Sorobit arrived in Mandera in early 2008, assigned command of an army unit charged with providing security for civil authorities in the region. He first met Hassan when she asked to speak on behalf of women in the community before the district’s security committee. Afterwards, the two collaborated on several related initiatives to resolve the area’s continuing conflicts. Through her organization, Hassan helped ease tension that existed between the community and Sorobit’s soldiers, resulting in greater trust and more effective collaboration between them. Sorobit also said Hassan played a key role in a disarmament project, one of their successes in Mandera during the brief time they worked together.
“[Our work] was a milestone in creating peace and stability in that region,” Sorobit said.

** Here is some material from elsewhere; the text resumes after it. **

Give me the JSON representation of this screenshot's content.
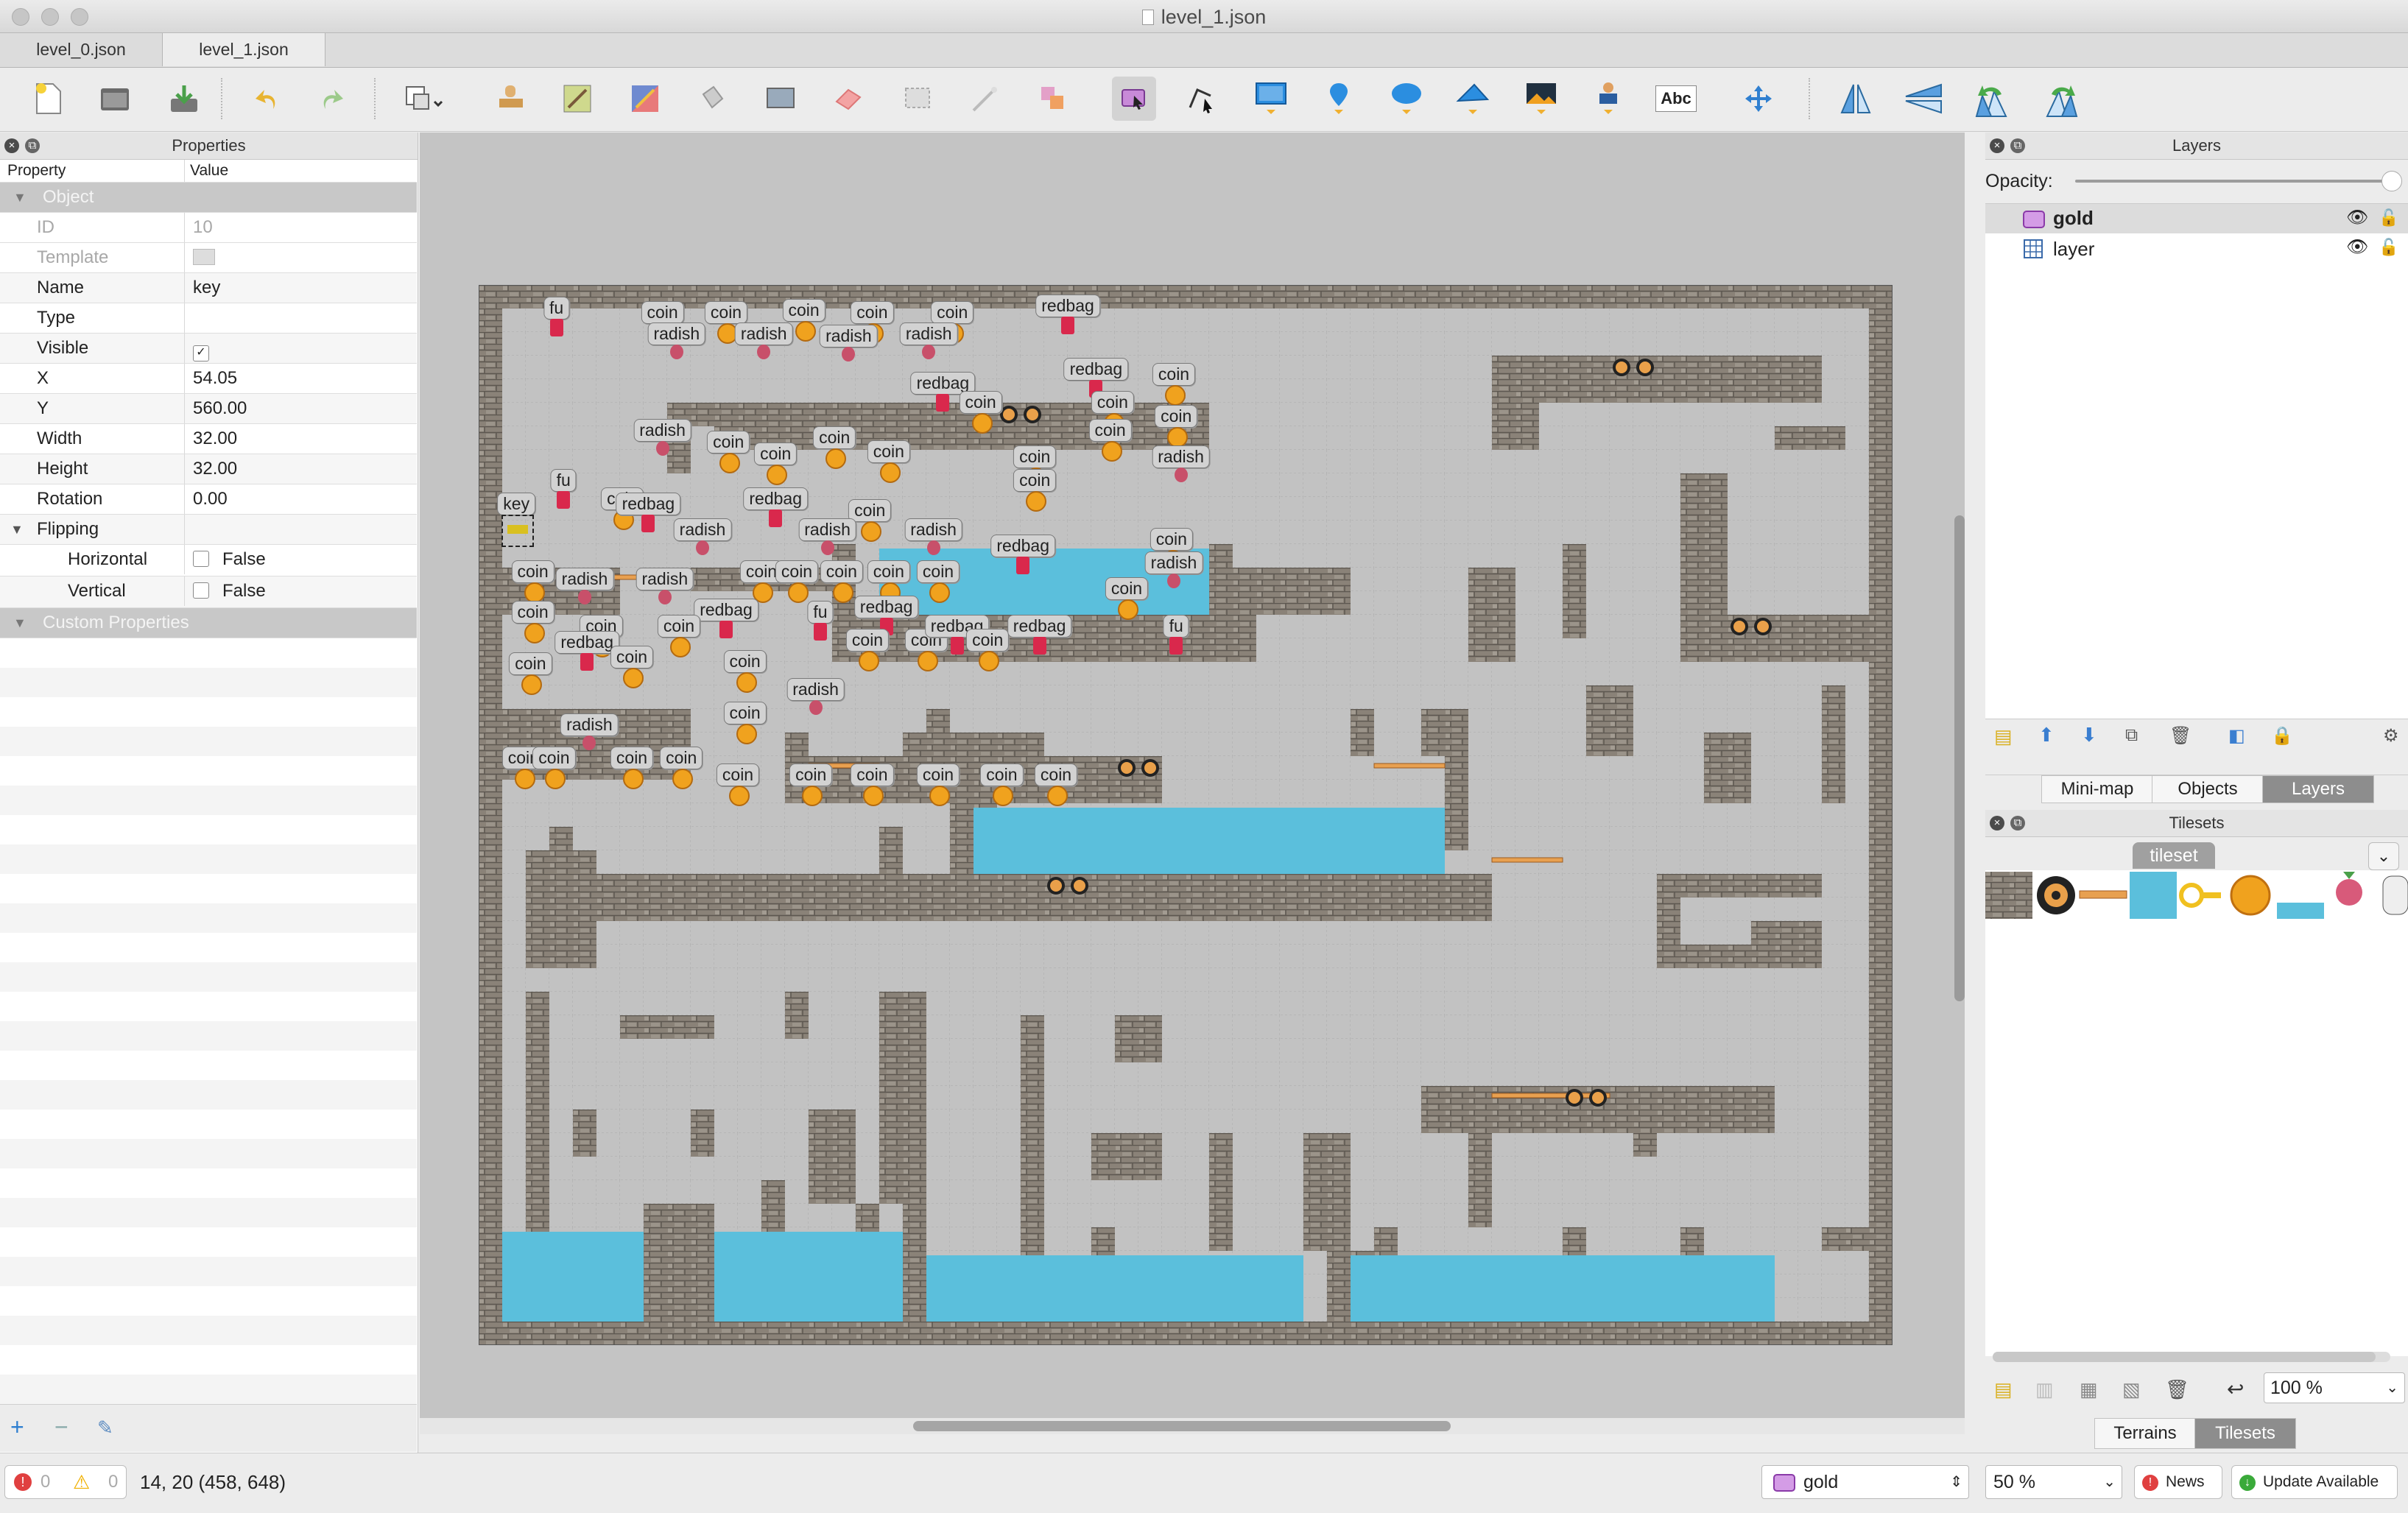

Sorobit joined the Kenyan military in 1992 and has been deployed throughout Kenya and on peacekeeping assignments in several other African countries. He said his experience in Mandera made clear to him the importance of cooperation with traditional systems, local leaders and civil authorities while on duty in a new region.
Though not attending SPI on official duty with the Kenyan military, Sorobit’s commanding officers are supportive. He plans to apply concepts from SPI – building on his earlier experience in Mandera – to his future assignments, he said.
Hassan hopes the program will provide her with a new academic perspective on peacebuilding to augment her 12 years of practical work in the field. She is one of 12 women who came to SPI as part of the first cohort in the Center for Justice and Peacebuilding’s new Women’s Peacebuilding Leadership Program.